Neckbone, Ellis’ one true friend, is being raised by his hard-working but womanizing uncle, Galen. Everyone struggles to make a living in this impoverished area, and Galen (Michael Shannon) earns his bread by diving for oysters in the river. He mentions something he saw on an island to the boys, and they set off to have a look for themselves. Leaving the relative safety of the small tributary rivers, Ellis and Neckbone venture out into the mighty Mississippi to an uninhabited island. There, in the woods, they find something left behind by a hurricane: a small boat lodged in the top of a tree.
The boys climb the tree to claim the boat as their own, but quickly realize someone has been living in the boat. That someone turns out to be a drifter known simply as “Mud.” McConaughey’s portrayal of the marooned fugitive Mud is as compelling as it is complex. His unrequited love of a girl named Juniper has led him down many a dead-end path before bringing him back to the place of his childhood.

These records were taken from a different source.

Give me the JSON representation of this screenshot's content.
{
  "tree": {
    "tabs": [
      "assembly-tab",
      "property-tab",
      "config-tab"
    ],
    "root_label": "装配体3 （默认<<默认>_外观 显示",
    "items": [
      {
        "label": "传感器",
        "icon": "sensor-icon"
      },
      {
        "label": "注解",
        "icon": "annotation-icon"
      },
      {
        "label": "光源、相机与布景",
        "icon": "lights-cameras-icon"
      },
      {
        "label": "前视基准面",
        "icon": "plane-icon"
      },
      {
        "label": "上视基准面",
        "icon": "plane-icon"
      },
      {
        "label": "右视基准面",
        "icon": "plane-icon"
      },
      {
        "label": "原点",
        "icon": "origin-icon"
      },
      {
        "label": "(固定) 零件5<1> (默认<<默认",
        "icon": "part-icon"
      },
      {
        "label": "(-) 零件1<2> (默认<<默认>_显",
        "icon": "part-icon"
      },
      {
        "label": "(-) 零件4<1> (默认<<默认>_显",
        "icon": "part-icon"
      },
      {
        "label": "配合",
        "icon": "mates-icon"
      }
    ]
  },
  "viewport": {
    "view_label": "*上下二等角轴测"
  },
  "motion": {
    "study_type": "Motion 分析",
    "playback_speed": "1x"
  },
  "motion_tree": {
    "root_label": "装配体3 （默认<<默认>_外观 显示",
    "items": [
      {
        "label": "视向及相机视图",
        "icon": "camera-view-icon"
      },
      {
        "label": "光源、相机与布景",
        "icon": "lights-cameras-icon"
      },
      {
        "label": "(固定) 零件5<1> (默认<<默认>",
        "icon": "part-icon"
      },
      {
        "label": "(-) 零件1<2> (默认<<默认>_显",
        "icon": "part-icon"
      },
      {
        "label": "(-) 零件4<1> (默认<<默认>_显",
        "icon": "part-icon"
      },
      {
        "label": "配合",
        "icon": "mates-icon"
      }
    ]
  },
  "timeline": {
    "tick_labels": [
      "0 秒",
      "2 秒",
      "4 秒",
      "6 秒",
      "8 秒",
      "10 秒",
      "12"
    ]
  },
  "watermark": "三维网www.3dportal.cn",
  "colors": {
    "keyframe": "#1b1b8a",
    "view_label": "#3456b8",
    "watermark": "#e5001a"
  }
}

Mud enlists the help of Ellis and Neckbone in removing the boat from the tree and making it seaworthy, so he and Juniper can escape from their present cares and find peace and happiness somewhere far away. Ellis wants to believe in the idea of love prevailing, despite evidence to the contrary at home, so he agrees to help. Neckbone is less trusting, but ultimately is game to help Ellis in whatever adventure he’s on.
Ellis is played with a sweet and endearing earnestness by relative newcomer Tye Sheridan, whose only previous film credit was The Tree of Life. His youthful inexperience is never evident, however, and he more than holds his own with the likes of Matthew McConaughey, Reese Witherspoon (Juniper), Sam Shepard (his neighbor, Tom Blankenship), and Ray McKinnon who plays his father.
Jacob Lofland also makes an impressive film debut as Neckbone, and bears more than a passing resemblance to a young River Phoenix.
The casting is a brilliant mix of seasoned professionals and untrained locals, and writer/director Jeff Nichols created an authentic window for us to look into this world with dialogue and cadence that felt so natural you could almost smell the river in the background.
Although this is a movie about young boys and families, I could not recommend it for younger folks. The language is a little bumpy at times, but certainly consistent with the characters, and the storyline deals with some grownup issues. That being said, older teenagers and adults should watch this film together and discuss it.
Some of my favorite conversations with my kids over the years have come from watching movies together and talking about subjects that are important but sometimes uncomfortable to broach on their own. Somehow, watching someone else muddle through the complexities of life makes it easier to talk about and relate to.
Too many movies that tackle the topic of teenage love tend to overdo the angst and fall short on substance. Mud is quite the opposite. Ellis is isolated and alone by virtue of the fact that they live on the river, clinging to a dying way of life, and he has no desire to become a “townie.”
He is an only child watching his parents’ marriage unravel, and his only confidant is another teenage boy who is being raised in an even more unstable environment. Ellis naturally wants to believe that true love is powerful and binding and worth fighting for, but his parents’ pending divorce makes him confused and angry.
He latches on to the expressed love that Mud has for Juniper, and follows him, blindly, into the aftermath. Along the way, Ellis experiences the bittersweet taste of first love himself, even as he tries to make sense of the grownup relationships in his life with their constant collisions of trust and betrayal, of promises and disappointment, and despair and hope.
The story is honest even when it is heartbreaking, and its grittiness is never gratuitous. And ultimately, Mud is a story about true love.
True love is only pretty sometimes; often it’s messy and complicated and confusing. True love is more than nice words and a kiss on the cheek. It is powerful, like a muddy river that sometimes swells beyond its banks and leaves a scar on the land. But it is also what gives us life, and carries us to the place we long to go.